見送りに来てくれた姐さんたち商業ギルドのみんなに手を振り、俺たちは綿花牧場のある魔王国を目指す。

まずは中継地の交易都市ツナードに向かうために乗り合い馬車に乗り込み出立した。どうしてかな……今無性にあんドーナツが食べたい。


「ツナードの名物はあんドーナツか……旨そうだ」

とコーデリア。そう……そしてもれなく名物っ!


「勇者の冒険の買い食いと言えば肉串だけだった」

「何それ決まってんの?」

「うむ。勇者の旅には神殿からナビゲーターが派遣されてくるのだ。まぁ魔王城の前で任務終了とばかりに帰ってしまうが、魔王からアポなしだからと追い返されたらまた来たぞ」

マジかよ魔王城までしか同伴しないのか。まぁしかし勇者12歳、コーデリアも12歳で旅立った。子どもの勇者と聖女だけで冒険させるには危険か。しかしながら……それならアポ取ることを教えてくれてもいいのでは。いや……買い食いは肉串しか許さないと言うことはたい焼きやホイップたっぷりクレープは不可と言うことだ。そんないつの時代だよ勇者感を押し付けるやつらがまともにアポ取らせるはずがないか。


「あ、でも今はいないよな?どうしたんだ?」

ブレイクが成人したからか?


「あぁ、それは……師匠がごちゃごちゃ小言がうるさいと追い出したんだ」

「アイツ結構いいヤツじゃん」

最後はちゃんとブレイクの趣味も理解してくれた。コーデリアに治療してもらって良かったわ。


「ぐす……っ。ずっとくまちゃん愛でられなかった」

ブレイクが悲愴感たっぷりに告げる。なるほど、そうして抑圧されたくまちゃん萌えが師匠が起こした事件で爆発しちゃったわけね。


「でも今は師匠も応援してくれてるんだろ?」

「うん」

ブレイクがちょっと嬉しそうに頷く。何かいいなぁ、こう言うの。勇者の成長を見守るモブ幼馴染み役も……悪くはない。

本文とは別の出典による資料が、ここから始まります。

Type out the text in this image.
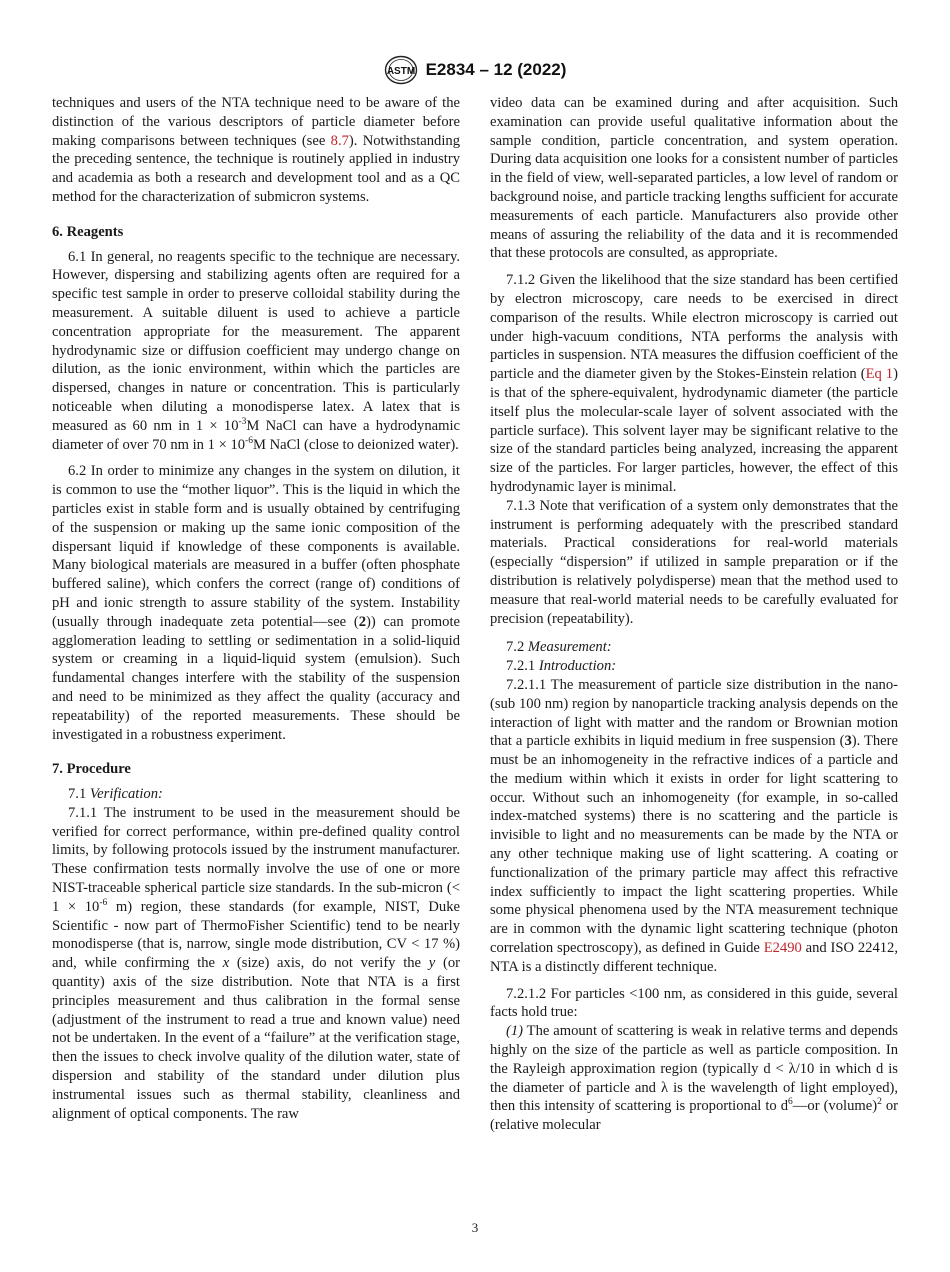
ASTM E2834 – 12 (2022)

techniques and users of the NTA technique need to be aware of the distinction of the various descriptors of particle diameter before making comparisons between techniques (see 8.7). Notwithstanding the preceding sentence, the technique is routinely applied in industry and academia as both a research and development tool and as a QC method for the characterization of submicron systems.

6. Reagents

6.1 In general, no reagents specific to the technique are necessary. However, dispersing and stabilizing agents often are required for a specific test sample in order to preserve colloidal stability during the measurement. A suitable diluent is used to achieve a particle concentration appropriate for the measurement. The apparent hydrodynamic size or diffusion coefficient may undergo change on dilution, as the ionic environment, within which the particles are dispersed, changes in nature or concentration. This is particularly noticeable when diluting a monodisperse latex. A latex that is measured as 60 nm in $1 \times 10^{-3}M$ NaCl can have a hydrodynamic diameter of over 70 nm in $1 \times 10^{-6}M$ NaCl (close to deionized water).

6.2 In order to minimize any changes in the system on dilution, it is common to use the “mother liquor”. This is the liquid in which the particles exist in stable form and is usually obtained by centrifuging of the suspension or making up the same ionic composition of the dispersant liquid if knowledge of these components is available. Many biological materials are measured in a buffer (often phosphate buffered saline), which confers the correct (range of) conditions of pH and ionic strength to assure stability of the system. Instability (usually through inadequate zeta potential—see (2)) can promote agglomeration leading to settling or sedimentation in a solid-liquid system or creaming in a liquid-liquid system (emulsion). Such fundamental changes interfere with the stability of the suspension and need to be minimized as they affect the quality (accuracy and repeatability) of the reported measurements. These should be investigated in a robustness experiment.

7. Procedure

7.1 Verification:

7.1.1 The instrument to be used in the measurement should be verified for correct performance, within pre-defined quality control limits, by following protocols issued by the instrument manufacturer. These confirmation tests normally involve the use of one or more NIST-traceable spherical particle size standards. In the sub-micron (< $1 \times 10^{-6}$ m) region, these standards (for example, NIST, Duke Scientific - now part of ThermoFisher Scientific) tend to be nearly monodisperse (that is, narrow, single mode distribution, CV < 17 %) and, while confirming the x (size) axis, do not verify the y (or quantity) axis of the size distribution. Note that NTA is a first principles measurement and thus calibration in the formal sense (adjustment of the instrument to read a true and known value) need not be undertaken. In the event of a “failure” at the verification stage, then the issues to check involve quality of the dilution water, state of dispersion and stability of the standard under dilution plus instrumental issues such as thermal stability, cleanliness and alignment of optical components. The raw

video data can be examined during and after acquisition. Such examination can provide useful qualitative information about the sample condition, particle concentration, and system operation. During data acquisition one looks for a consistent number of particles in the field of view, well-separated particles, a low level of random or background noise, and particle tracking lengths sufficient for accurate measurements of each particle. Manufacturers also provide other means of assuring the reliability of the data and it is recommended that these protocols are consulted, as appropriate.

7.1.2 Given the likelihood that the size standard has been certified by electron microscopy, care needs to be exercised in direct comparison of the results. While electron microscopy is carried out under high-vacuum conditions, NTA performs the analysis with particles in suspension. NTA measures the diffusion coefficient of the particle and the diameter given by the Stokes-Einstein relation (Eq 1) is that of the sphere-equivalent, hydrodynamic diameter (the particle itself plus the molecular-scale layer of solvent associated with the particle surface). This solvent layer may be significant relative to the size of the standard particles being analyzed, increasing the apparent size of the particles. For larger particles, however, the effect of this hydrodynamic layer is minimal.

7.1.3 Note that verification of a system only demonstrates that the instrument is performing adequately with the prescribed standard materials. Practical considerations for real-world materials (especially “dispersion” if utilized in sample preparation or if the distribution is relatively polydisperse) mean that the method used to measure that real-world material needs to be carefully evaluated for precision (repeatability).

7.2 Measurement:

7.2.1 Introduction:

7.2.1.1 The measurement of particle size distribution in the nano- (sub 100 nm) region by nanoparticle tracking analysis depends on the interaction of light with matter and the random or Brownian motion that a particle exhibits in liquid medium in free suspension (3). There must be an inhomogeneity in the refractive indices of a particle and the medium within which it exists in order for light scattering to occur. Without such an inhomogeneity (for example, in so-called index-matched systems) there is no scattering and the particle is invisible to light and no measurements can be made by the NTA or any other technique making use of light scattering. A coating or functionalization of the primary particle may affect this refractive index sufficiently to impact the light scattering properties. While some physical phenomena used by the NTA measurement technique are in common with the dynamic light scattering technique (photon correlation spectroscopy), as defined in Guide E2490 and ISO 22412, NTA is a distinctly different technique.

7.2.1.2 For particles <100 nm, as considered in this guide, several facts hold true:

(1) The amount of scattering is weak in relative terms and depends highly on the size of the particle as well as particle composition. In the Rayleigh approximation region (typically d < λ/10 in which d is the diameter of particle and λ is the wavelength of light employed), then this intensity of scattering is proportional to $d^6—or$ (volume)$^2$ or (relative molecular

3
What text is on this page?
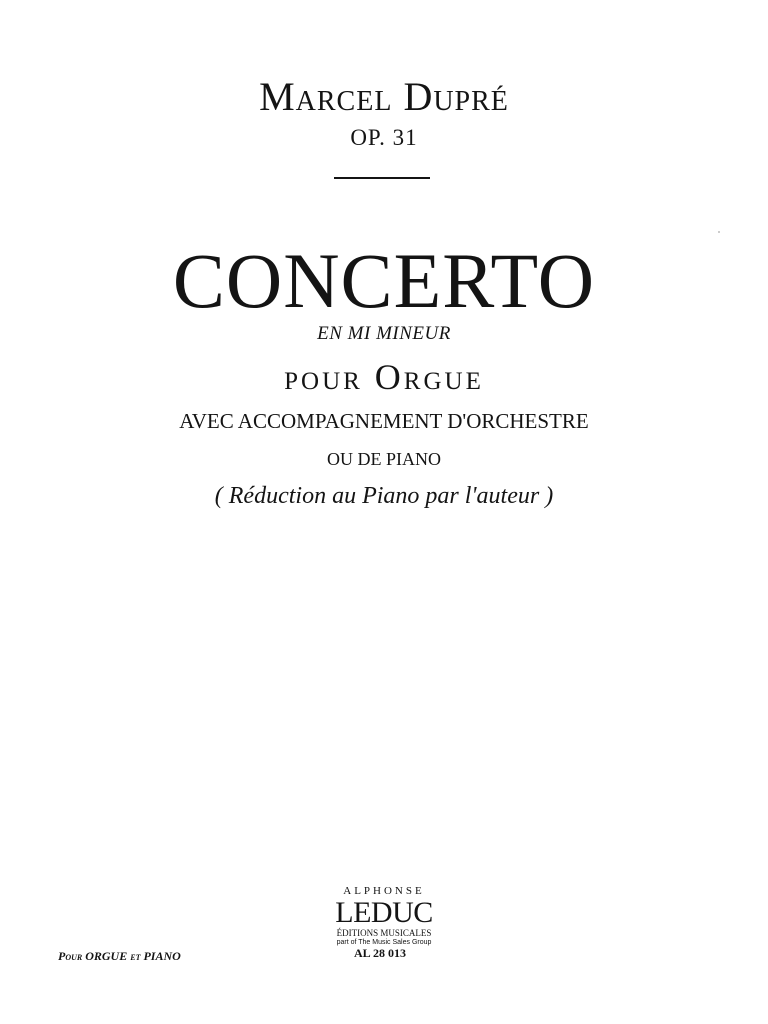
Marcel Dupré
OP. 31
CONCERTO
EN MI MINEUR
pour Orgue
AVEC ACCOMPAGNEMENT D'ORCHESTRE
OU DE PIANO
( Réduction au Piano par l'auteur )
ALPHONSE
LEDUC
ÉDITIONS MUSICALES
part of The Music Sales Group
AL 28 013
Pour ORGUE et PIANO
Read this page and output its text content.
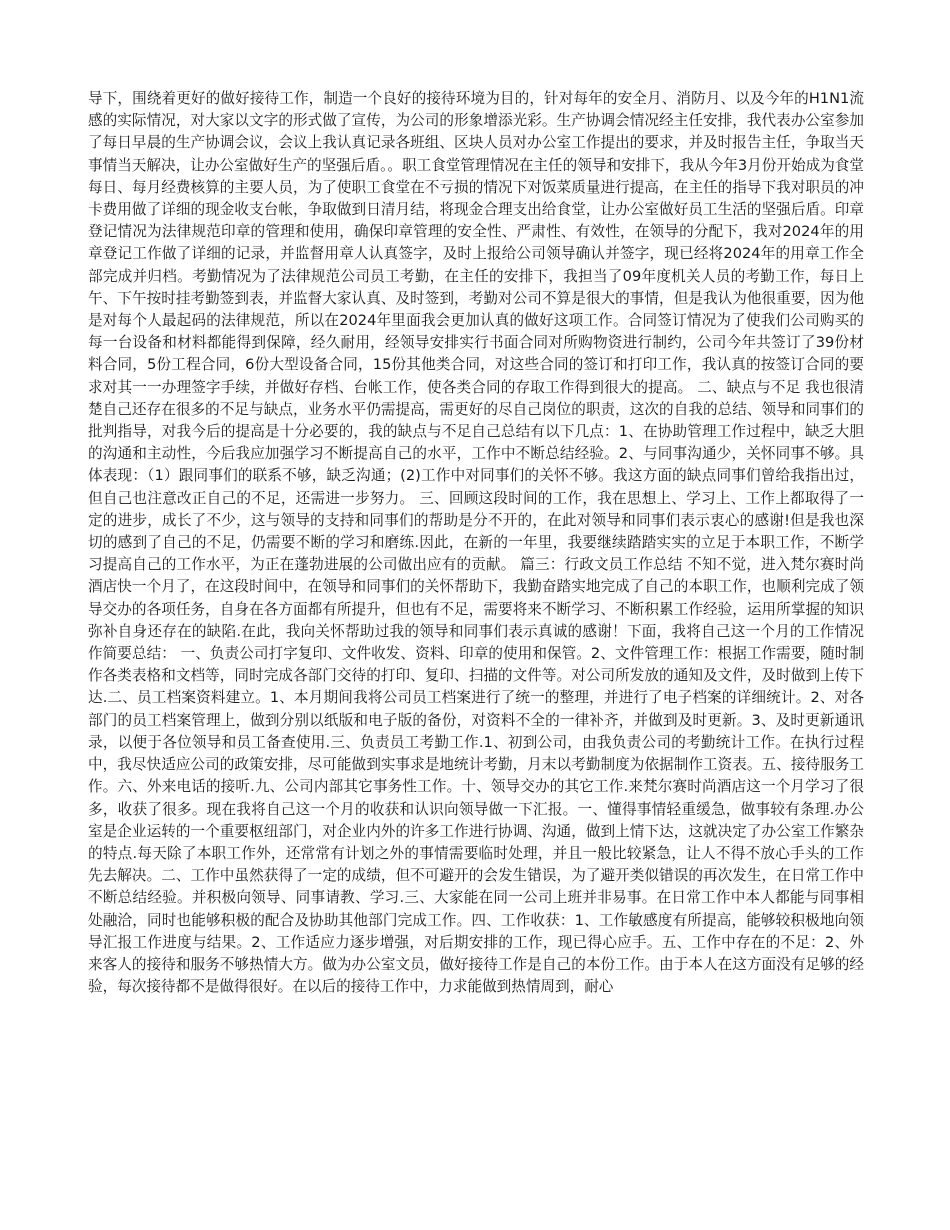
导下，围绕着更好的做好接待工作，制造一个良好的接待环境为目的，针对每年的安全月、消防月、以及今年的H1N1流感的实际情况，对大家以文字的形式做了宣传，为公司的形象增添光彩。生产协调会情况经主任安排，我代表办公室参加了每日早晨的生产协调会议，会议上我认真记录各班组、区块人员对办公室工作提出的要求，并及时报告主任，争取当天事情当天解决，让办公室做好生产的坚强后盾。。职工食堂管理情况在主任的领导和安排下，我从今年3月份开始成为食堂每日、每月经费核算的主要人员，为了使职工食堂在不亏损的情况下对饭菜质量进行提高，在主任的指导下我对职员的冲卡费用做了详细的现金收支台帐，争取做到日清月结，将现金合理支出给食堂，让办公室做好员工生活的坚强后盾。印章登记情况为法律规范印章的管理和使用，确保印章管理的安全性、严肃性、有效性，在领导的分配下，我对2024年的用章登记工作做了详细的记录，并监督用章人认真签字，及时上报给公司领导确认并签字，现已经将2024年的用章工作全部完成并归档。考勤情况为了法律规范公司员工考勤，在主任的安排下，我担当了09年度机关人员的考勤工作，每日上午、下午按时挂考勤签到表，并监督大家认真、及时签到，考勤对公司不算是很大的事情，但是我认为他很重要，因为他是对每个人最起码的法律规范，所以在2024年里面我会更加认真的做好这项工作。合同签订情况为了使我们公司购买的每一台设备和材料都能得到保障，经久耐用，经领导安排实行书面合同对所购物资进行制约，公司今年共签订了39份材料合同，5份工程合同，6份大型设备合同，15份其他类合同，对这些合同的签订和打印工作，我认真的按签订合同的要求对其一一办理签字手续，并做好存档、台帐工作，使各类合同的存取工作得到很大的提高。 二、缺点与不足 我也很清楚自己还存在很多的不足与缺点，业务水平仍需提高，需更好的尽自己岗位的职责，这次的自我的总结、领导和同事们的批判指导，对我今后的提高是十分必要的，我的缺点与不足自己总结有以下几点：1、在协助管理工作过程中，缺乏大胆的沟通和主动性，今后我应加强学习不断提高自己的水平，工作中不断总结经验。2、与同事沟通少，关怀同事不够。具体表现：（1）跟同事们的联系不够，缺乏沟通；(2)工作中对同事们的关怀不够。我这方面的缺点同事们曾给我指出过，但自己也注意改正自己的不足，还需进一步努力。 三、回顾这段时间的工作，我在思想上、学习上、工作上都取得了一定的进步，成长了不少，这与领导的支持和同事们的帮助是分不开的，在此对领导和同事们表示衷心的感谢!但是我也深切的感到了自己的不足，仍需要不断的学习和磨练.因此，在新的一年里，我要继续踏踏实实的立足于本职工作，不断学习提高自己的工作水平，为正在蓬勃进展的公司做出应有的贡献。 篇三：行政文员工作总结 不知不觉，进入梵尔赛时尚酒店快一个月了，在这段时间中，在领导和同事们的关怀帮助下，我勤奋踏实地完成了自己的本职工作，也顺利完成了领导交办的各项任务，自身在各方面都有所提升，但也有不足，需要将来不断学习、不断积累工作经验，运用所掌握的知识弥补自身还存在的缺陷.在此，我向关怀帮助过我的领导和同事们表示真诚的感谢！下面，我将自己这一个月的工作情况作简要总结： 一、负责公司打字复印、文件收发、资料、印章的使用和保管。2、文件管理工作：根据工作需要，随时制作各类表格和文档等，同时完成各部门交待的打印、复印、扫描的文件等。对公司所发放的通知及文件，及时做到上传下达.二、员工档案资料建立。1、本月期间我将公司员工档案进行了统一的整理，并进行了电子档案的详细统计。2、对各部门的员工档案管理上，做到分别以纸版和电子版的备份，对资料不全的一律补齐，并做到及时更新。3、及时更新通讯录，以便于各位领导和员工备查使用.三、负责员工考勤工作.1、初到公司，由我负责公司的考勤统计工作。在执行过程中，我尽快适应公司的政策安排，尽可能做到实事求是地统计考勤，月末以考勤制度为依据制作工资表。五、接待服务工作。六、外来电话的接听.九、公司内部其它事务性工作。十、领导交办的其它工作.来梵尔赛时尚酒店这一个月学习了很多，收获了很多。现在我将自己这一个月的收获和认识向领导做一下汇报。一、懂得事情轻重缓急，做事较有条理.办公室是企业运转的一个重要枢纽部门，对企业内外的许多工作进行协调、沟通，做到上情下达，这就决定了办公室工作繁杂的特点.每天除了本职工作外，还常常有计划之外的事情需要临时处理，并且一般比较紧急，让人不得不放心手头的工作先去解决。二、工作中虽然获得了一定的成绩，但不可避开的会发生错误，为了避开类似错误的再次发生，在日常工作中不断总结经验。并积极向领导、同事请教、学习.三、大家能在同一公司上班并非易事。在日常工作中本人都能与同事相处融洽，同时也能够积极的配合及协助其他部门完成工作。四、工作收获：1、工作敏感度有所提高，能够较积极地向领导汇报工作进度与结果。2、工作适应力逐步增强，对后期安排的工作，现已得心应手。五、工作中存在的不足：2、外来客人的接待和服务不够热情大方。做为办公室文员，做好接待工作是自己的本份工作。由于本人在这方面没有足够的经验，每次接待都不是做得很好。在以后的接待工作中，力求能做到热情周到，耐心
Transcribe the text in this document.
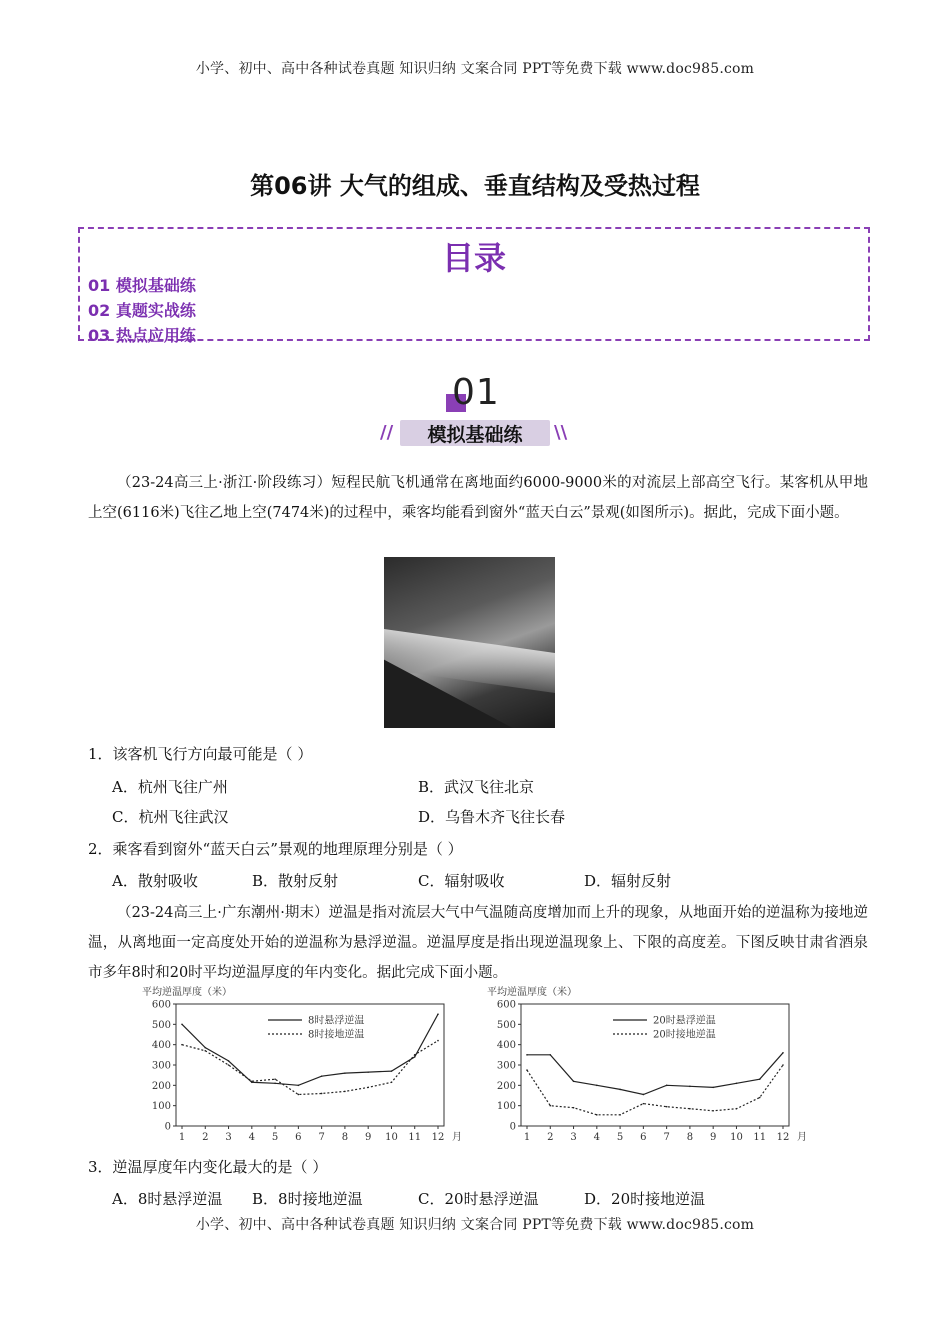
小学、初中、高中各种试卷真题 知识归纳 文案合同 PPT等免费下载 www.doc985.com
第06讲 大气的组成、垂直结构及受热过程
目录
01 模拟基础练
02 真题实战练
03 热点应用练
01
//	模拟基础练	\\
（23-24高三上·浙江·阶段练习）短程民航飞机通常在离地面约6000-9000米的对流层上部高空飞行。某客机从甲地上空(6116米)飞往乙地上空(7474米)的过程中，乘客均能看到窗外“蓝天白云”景观(如图所示)。据此，完成下面小题。
1．该客机飞行方向最可能是（ ）
A．杭州飞往广州	B．武汉飞往北京
C．杭州飞往武汉	D．乌鲁木齐飞往长春
2．乘客看到窗外“蓝天白云”景观的地理原理分别是（ ）
A．散射吸收	B．散射反射	C．辐射吸收	D．辐射反射
（23-24高三上·广东潮州·期末）逆温是指对流层大气中气温随高度增加而上升的现象，从地面开始的逆温称为接地逆温，从离地面一定高度处开始的逆温称为悬浮逆温。逆温厚度是指出现逆温现象上、下限的高度差。下图反映甘肃省酒泉市多年8时和20时平均逆温厚度的年内变化。据此完成下面小题。
平均逆温厚度（米）
0
100
200
300
400
500
600
1 2 3 4 5 6 7 8 9 10 11 12 月
8时悬浮逆温
8时接地逆温
平均逆温厚度（米）
0
100
200
300
400
500
600
1 2 3 4 5 6 7 8 9 10 11 12 月
20时悬浮逆温
20时接地逆温
3．逆温厚度年内变化最大的是（ ）
A．8时悬浮逆温 B．8时接地逆温	C．20时悬浮逆温	D．20时接地逆温
小学、初中、高中各种试卷真题 知识归纳 文案合同 PPT等免费下载 www.doc985.com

「おーい、兄ちゃんたち、もうひとり乗るから乗せてやってくれ」

うん?御者のおっちゃんが告げれば、馬車は停まっており荷台にひとりの女性……少女か?が乗ってくる。流れるようなプラチナブロンドに翡翠の眼をした美少女……年齢は16歳。多分そうだ。頭の中に何故か刷り込まれている。


「道中よろしく頼むわね、少年少女たち」

にこりと笑う少女は少女らしくない口調である。


「私はマキナ。マキナと呼んでいいわ」

「うむ、どこかで会ったことがある気がするが……よろしく、マキナ。私はコーデリアだ」

「俺も……既視感?まぁいいや。俺はブレイク」

あれ、2人も?ドンサ村に来たことがあるとか……?いやこんな美少女が来たらはっきりと覚えてそうだけどな。


「あぁ、俺はリード」

「……それだけ?」

「……え?」

マキナの言葉にぽかんとする。


「こんな美少女を前にそれだけ?」

いや確かに美少女だが、俺のストライクゾーンからすると幼すぎるんだが。


「いや、美少女ならいつも一緒だしな。今さらだよ」

ブレイクに悪気はないんだよ、だって事実だもの。


「確かにだからこそ選んだんだけど……ぶつぶつぶつ……」

ん?選んだ?


「アンタ自身はどうなのよ!」

何でイケメンなブレイクを差し置いて俺単体指名なんだよ!!


「俺は熟女マダム一筋だ」

ここは譲れない。オタクたるもの、自分の好きなものには正直に……だ。こちらの世界はそれほど空気を読むことに忠実ではない。空気を読むことに忠誠を誓ってはいないのだ。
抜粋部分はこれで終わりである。